Star Trek V: The Final Frontier Themes

  • Family

    They might not be related by blood, but the crew members of the USS Enterprise are pretty much family. They spend their days and nights together. They rely on each other in times of need. Heck, they even bring each other back to life. That's commitment. In Star Trek V: The Final Frontier, this makeshift family is torn asunder by its members' conflicted relationships with their real fams. Think Family Feud: Intergalactic Style. In the end, the crew members realize that the bonds they've built with each other are sometimes stronger than those they've left behind.

    Questions About Family

    1. How do Spock's and McCoy's relationships with their families differ? How are they similar?
    2. What specific scenes establish the idea that the crew of Enterprise is like a family?
    3. What is Sybok's conception of Spock? Is that conception limited in some way? If so, why?
    4. Did McCoy make the right decision about his father? Explain your answer.

    Chew on This

    Although the specifics of McCoy's and Spock's relationships with their families differ, these families are similar to the extent that they both involve repressed feelings.

    The opening and closing camping scenes are meant to depict the closeness of Kirk, Spock, and McCoy, specifically its familial nature.

  • Spirituality

    Forget Scientology—the cult of Sybok is the real sci-fi religion, if you ask the folks in Star Trek V: The Final Frontier. A half-brother of Enterprise's very own Spock, Sybok abandons the hardcore logical fixation of his Vulcan people and turns instead to an intensely emotional brand of spirituality, the basic tenet of which is that all intergalactic faiths refer back to one core set of truths. Sybok sets out to prove his theory by voyaging to the center of the universe and straight up meeting God. Big plan. But will it come to fruition? Click on to find out, loyal Shmoopers.

    Questions About Spirituality

    1. Can Sybok's spiritual beliefs be considered a religion? Why or why not?
    2. Is there any validity to Sybok's spiritual claims? If so, explain.
    3. What does the ultimate revelation about God say about the nature of spirituality? Anything?
    4. Can logic be applied to spiritual matters? Why or why not?

    Chew on This

    The ultimate revelation that God is an impostor suggests that it is foolhardy to attempt to discover the true reality behind spiritual matters.
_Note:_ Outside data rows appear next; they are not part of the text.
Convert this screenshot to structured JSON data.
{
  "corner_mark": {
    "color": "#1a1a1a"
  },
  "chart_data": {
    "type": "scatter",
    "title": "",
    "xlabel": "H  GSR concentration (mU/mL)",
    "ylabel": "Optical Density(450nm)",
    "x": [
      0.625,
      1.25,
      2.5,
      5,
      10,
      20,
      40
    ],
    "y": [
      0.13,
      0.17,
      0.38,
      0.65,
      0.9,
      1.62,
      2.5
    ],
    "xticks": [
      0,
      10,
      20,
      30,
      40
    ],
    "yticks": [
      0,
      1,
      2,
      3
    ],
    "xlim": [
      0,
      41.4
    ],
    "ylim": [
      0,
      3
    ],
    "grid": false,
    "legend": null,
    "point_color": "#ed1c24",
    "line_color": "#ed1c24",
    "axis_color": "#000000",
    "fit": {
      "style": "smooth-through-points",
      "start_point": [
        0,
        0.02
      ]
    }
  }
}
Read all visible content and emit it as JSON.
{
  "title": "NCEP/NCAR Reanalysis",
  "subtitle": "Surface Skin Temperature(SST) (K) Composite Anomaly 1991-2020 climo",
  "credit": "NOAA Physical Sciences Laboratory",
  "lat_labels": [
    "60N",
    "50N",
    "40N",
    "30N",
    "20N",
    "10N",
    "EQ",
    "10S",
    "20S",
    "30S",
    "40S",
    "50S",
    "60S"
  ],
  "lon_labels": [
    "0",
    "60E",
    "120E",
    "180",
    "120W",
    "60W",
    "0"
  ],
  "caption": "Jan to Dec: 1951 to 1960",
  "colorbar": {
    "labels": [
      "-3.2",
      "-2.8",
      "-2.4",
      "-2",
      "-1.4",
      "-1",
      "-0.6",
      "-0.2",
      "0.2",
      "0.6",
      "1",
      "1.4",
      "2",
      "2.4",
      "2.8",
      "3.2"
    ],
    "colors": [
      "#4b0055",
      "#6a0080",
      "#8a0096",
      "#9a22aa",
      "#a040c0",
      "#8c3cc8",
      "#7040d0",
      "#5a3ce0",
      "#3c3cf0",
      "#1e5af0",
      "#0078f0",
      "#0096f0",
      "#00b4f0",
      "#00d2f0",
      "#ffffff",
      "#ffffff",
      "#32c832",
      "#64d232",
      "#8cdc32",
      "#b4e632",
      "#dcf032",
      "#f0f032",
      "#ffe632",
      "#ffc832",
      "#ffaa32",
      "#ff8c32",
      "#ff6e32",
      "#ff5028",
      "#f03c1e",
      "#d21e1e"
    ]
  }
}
    Though many of his beliefs are bizarre, Sybok's ideas about religious syncretism are valid in many ways.

  • Memory and the Past

    The men and women of Enterprise have rough relationships with their pasts. In Star Trek V: The Final Frontier, we find out that "Bones" McCoy is haunted by difficult decisions he made when his father was deathly ill. Spock is tortured by the shame he felt when Vulcan peers bullied him for his human heritage. Even Kirk has bad stuff buried in his past, though he has no interest in sharing the specifics with us. One thing this film shows is that we all carry the weight of our pasts.

    Questions About Memory and the Past

    1. How do Sybok's and Kirk's perspectives on the past differ?
    2. Does McCoy manage to make peace with his past? Explain your answer.
    3. What is the significance of the visual design of Spock's memory of his birth?
    4. How do Spock's memories of Sybok affect the way he treats him in the present, and vice versa?

    Chew on This

    While Sybok thinks that the past must be fixed, Kirk believes that it must be learned from.

    Although McCoy might not have fully made peace with his past, he has started down the road to recovery.

  • Suffering

    No one in Star Trek V: The Final Frontier is exempt from suffering. (Heck, is anybody?) The colonists on Nimbus III suffer from  politicians' manipulations and exploitation. McCoy and Spock suffer from pain in their pasts. Everyone's got something tough to deal with. Enter a weirdo Vulcan named Sybok, who claims he can help individuals unlock their immense potential by revealing their "secret pain" and giving them strength from it. But is suffering something any of us can escape?

    Questions About Suffering

    1. What does Sybok mean when he refers to "secret pain"? What does it mean to release that pain?
    2. Are Sybok's efforts to relieve suffering successful? Explain.
    3. Did McCoy make the right choice in relieving his father's suffering? Defend your answer.
    4. What is Kirk's conception of suffering? Does it differ from Sybok's?

    Chew on This

    Unlike Sybok, Kirk sees suffering as something to learn from, rather than something to erase.

    Although Sybok can be criticized in many ways, his efforts to relieve others' suffering seem largely successful.